I first asked Russell about his relationship to the videogame series, which has a special place in my heart. He commented:

My son plays most of the games in our house, and I will play them with him but I’m not hardcore. I’m not going to present myself as hardcore. But I played the game a bunch of times and I also read as much as I could about the game and I met the game’s creator, Amy Hennig, who’s really cool. I started to brew together what I thought could be a really cool idea that I’d never seen in a film before…Really intense action and really intense family dynamics on a global stage. To grow a game into a movie is an interesting proposition because a game is a very different experience than a movie. You guys are playing the game, and it’s about playing the game. It’s not about a narrative embracing you emotionally. You know what I’m saying? So, I want to create a world that is worthy of a really great film that people want to watch and rewatch, so that’s what I’m working on right now.


I then asked David what he thought of people’s unsolicited suggestions about how he should make the Uncharted film.
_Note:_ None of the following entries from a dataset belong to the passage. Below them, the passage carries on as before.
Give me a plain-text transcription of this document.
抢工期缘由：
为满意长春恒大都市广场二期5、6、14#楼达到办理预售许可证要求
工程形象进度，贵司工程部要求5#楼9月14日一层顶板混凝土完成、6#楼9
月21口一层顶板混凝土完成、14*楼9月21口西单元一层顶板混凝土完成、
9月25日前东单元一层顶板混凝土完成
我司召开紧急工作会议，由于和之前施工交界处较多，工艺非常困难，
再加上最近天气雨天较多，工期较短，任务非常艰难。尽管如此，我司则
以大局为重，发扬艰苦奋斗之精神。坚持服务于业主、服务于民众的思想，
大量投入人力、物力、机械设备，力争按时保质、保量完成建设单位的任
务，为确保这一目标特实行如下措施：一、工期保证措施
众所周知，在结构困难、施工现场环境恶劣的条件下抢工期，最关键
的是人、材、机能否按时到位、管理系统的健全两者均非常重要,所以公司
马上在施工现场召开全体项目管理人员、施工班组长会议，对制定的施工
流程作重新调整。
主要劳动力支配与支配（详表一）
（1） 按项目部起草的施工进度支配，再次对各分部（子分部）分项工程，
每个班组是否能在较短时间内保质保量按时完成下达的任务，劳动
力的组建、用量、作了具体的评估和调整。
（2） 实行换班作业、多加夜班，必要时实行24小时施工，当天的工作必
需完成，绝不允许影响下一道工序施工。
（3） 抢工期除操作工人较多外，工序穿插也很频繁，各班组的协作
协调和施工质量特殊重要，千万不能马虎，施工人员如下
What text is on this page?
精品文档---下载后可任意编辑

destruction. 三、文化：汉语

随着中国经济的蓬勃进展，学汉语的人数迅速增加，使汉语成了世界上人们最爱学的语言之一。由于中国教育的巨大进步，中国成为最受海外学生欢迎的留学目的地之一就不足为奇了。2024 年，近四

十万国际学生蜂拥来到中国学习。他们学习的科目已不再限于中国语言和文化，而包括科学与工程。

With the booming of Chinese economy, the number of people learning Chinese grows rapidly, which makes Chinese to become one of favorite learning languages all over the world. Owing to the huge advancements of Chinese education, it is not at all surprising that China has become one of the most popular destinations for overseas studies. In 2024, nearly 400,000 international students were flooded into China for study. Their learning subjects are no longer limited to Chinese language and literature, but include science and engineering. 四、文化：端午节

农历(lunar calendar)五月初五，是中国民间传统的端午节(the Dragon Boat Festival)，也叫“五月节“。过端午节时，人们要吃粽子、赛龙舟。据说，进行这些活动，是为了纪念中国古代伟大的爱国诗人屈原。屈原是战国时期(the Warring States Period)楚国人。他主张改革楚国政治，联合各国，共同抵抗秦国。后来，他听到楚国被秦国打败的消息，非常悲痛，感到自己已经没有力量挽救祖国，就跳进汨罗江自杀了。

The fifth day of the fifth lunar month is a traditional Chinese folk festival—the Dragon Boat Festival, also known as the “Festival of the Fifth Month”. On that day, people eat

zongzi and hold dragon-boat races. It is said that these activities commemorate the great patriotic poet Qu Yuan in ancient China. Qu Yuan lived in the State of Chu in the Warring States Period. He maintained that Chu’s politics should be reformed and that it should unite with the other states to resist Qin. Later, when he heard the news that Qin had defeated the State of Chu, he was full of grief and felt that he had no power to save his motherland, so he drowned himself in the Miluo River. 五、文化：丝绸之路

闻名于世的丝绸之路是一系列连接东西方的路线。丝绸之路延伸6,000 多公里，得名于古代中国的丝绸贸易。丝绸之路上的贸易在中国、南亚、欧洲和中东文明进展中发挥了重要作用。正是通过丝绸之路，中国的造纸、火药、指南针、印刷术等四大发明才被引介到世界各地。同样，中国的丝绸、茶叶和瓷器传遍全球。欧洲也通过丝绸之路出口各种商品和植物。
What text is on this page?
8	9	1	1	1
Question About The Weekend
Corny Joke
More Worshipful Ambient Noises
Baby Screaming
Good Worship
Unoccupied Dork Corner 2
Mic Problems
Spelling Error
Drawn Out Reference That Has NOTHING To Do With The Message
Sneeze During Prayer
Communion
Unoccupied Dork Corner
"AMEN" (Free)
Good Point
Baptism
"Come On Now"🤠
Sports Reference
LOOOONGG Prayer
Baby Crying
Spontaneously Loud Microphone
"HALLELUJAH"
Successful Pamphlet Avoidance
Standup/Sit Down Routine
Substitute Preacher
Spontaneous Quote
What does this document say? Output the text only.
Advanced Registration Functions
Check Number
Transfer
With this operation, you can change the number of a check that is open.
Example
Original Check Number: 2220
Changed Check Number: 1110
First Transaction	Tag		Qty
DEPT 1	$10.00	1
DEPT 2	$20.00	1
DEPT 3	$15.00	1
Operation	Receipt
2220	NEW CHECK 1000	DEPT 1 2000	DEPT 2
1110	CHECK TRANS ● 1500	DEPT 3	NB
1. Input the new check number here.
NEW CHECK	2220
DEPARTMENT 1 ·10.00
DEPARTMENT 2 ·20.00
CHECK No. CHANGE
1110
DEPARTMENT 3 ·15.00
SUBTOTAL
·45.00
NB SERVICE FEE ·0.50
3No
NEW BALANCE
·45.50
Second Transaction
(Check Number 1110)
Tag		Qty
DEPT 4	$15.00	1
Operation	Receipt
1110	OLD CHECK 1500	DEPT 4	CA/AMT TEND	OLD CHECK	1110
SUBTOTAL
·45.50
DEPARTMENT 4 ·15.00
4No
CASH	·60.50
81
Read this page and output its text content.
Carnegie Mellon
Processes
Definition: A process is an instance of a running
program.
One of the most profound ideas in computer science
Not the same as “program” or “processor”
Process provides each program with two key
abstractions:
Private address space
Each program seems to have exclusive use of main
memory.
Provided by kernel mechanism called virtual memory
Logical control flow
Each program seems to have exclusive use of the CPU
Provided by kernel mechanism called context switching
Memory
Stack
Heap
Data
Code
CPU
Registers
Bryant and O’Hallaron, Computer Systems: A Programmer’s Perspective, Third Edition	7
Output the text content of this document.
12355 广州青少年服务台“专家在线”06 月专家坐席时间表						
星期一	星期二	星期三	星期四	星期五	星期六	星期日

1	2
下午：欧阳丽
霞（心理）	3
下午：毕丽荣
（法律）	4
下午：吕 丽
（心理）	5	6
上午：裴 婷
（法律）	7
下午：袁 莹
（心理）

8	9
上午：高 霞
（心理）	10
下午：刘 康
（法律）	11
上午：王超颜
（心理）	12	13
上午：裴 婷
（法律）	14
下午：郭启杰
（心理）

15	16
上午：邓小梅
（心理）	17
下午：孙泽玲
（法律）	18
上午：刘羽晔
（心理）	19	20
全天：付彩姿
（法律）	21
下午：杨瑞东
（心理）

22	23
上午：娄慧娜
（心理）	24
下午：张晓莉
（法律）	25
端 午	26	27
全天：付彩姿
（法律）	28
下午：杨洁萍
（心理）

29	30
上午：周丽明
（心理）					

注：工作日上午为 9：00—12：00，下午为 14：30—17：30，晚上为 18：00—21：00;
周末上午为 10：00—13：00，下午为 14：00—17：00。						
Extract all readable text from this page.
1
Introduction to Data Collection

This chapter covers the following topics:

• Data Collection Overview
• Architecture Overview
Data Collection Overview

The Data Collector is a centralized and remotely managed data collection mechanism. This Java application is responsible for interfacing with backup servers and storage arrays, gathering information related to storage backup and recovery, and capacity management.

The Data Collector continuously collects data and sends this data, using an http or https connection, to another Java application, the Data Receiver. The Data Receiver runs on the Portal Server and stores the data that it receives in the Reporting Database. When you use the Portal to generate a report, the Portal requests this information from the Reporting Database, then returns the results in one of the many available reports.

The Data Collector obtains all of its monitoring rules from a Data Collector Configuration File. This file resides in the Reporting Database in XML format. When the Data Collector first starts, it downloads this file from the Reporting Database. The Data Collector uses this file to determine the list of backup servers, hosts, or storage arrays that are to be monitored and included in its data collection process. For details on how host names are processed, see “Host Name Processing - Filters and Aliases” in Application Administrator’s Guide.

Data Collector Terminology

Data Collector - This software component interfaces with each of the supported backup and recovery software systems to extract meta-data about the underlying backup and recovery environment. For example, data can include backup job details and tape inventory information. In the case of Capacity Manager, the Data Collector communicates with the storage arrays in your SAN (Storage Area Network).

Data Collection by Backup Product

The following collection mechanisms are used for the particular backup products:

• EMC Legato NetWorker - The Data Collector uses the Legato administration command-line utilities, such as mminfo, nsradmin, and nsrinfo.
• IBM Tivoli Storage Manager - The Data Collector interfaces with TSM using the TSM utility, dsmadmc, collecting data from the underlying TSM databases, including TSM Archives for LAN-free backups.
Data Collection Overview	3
After all, it’s not like people have been restrained about offering him advice (see above):

Well I’ve had people come up to me after screenings and pitch people they think should play the roles and I think we’ve seen that before with movies like Interview with the Vampire where there was a lot of fans of Anne Rice’s book and there were a lot of strong opinions about how to make it.

As far as I’m concerned, I’m very respectful as far as the core content and sprit of the game, but beyond that it’s my job as a filmmaker to make what I think is going to be an amazing movie. People have to trust that and let that go, I think. There’s not a bunch of movies you can point to that are made from games that are amazing movies, that stand up to time as a franchise or as [individual films]. I personally think it’s really cool when you see that someone like Darren Aronofsky is going to make an X-Men movie or to get someone such as myself to make this picture. You can be guaranteed that it’s going to be real, it’s going to be raw, it’s going to be intense, it’s going to be original, and it’s going to be propulsive. And those are all the things that I want when I go to watch a movie like that.

I think he makes a good point about the fact that history is littered with failed video game adaptations. Maybe Uncharted fans (myself included) would be better off just letting him do his thing and stop worrying about fidelity to the game. What do you guys think?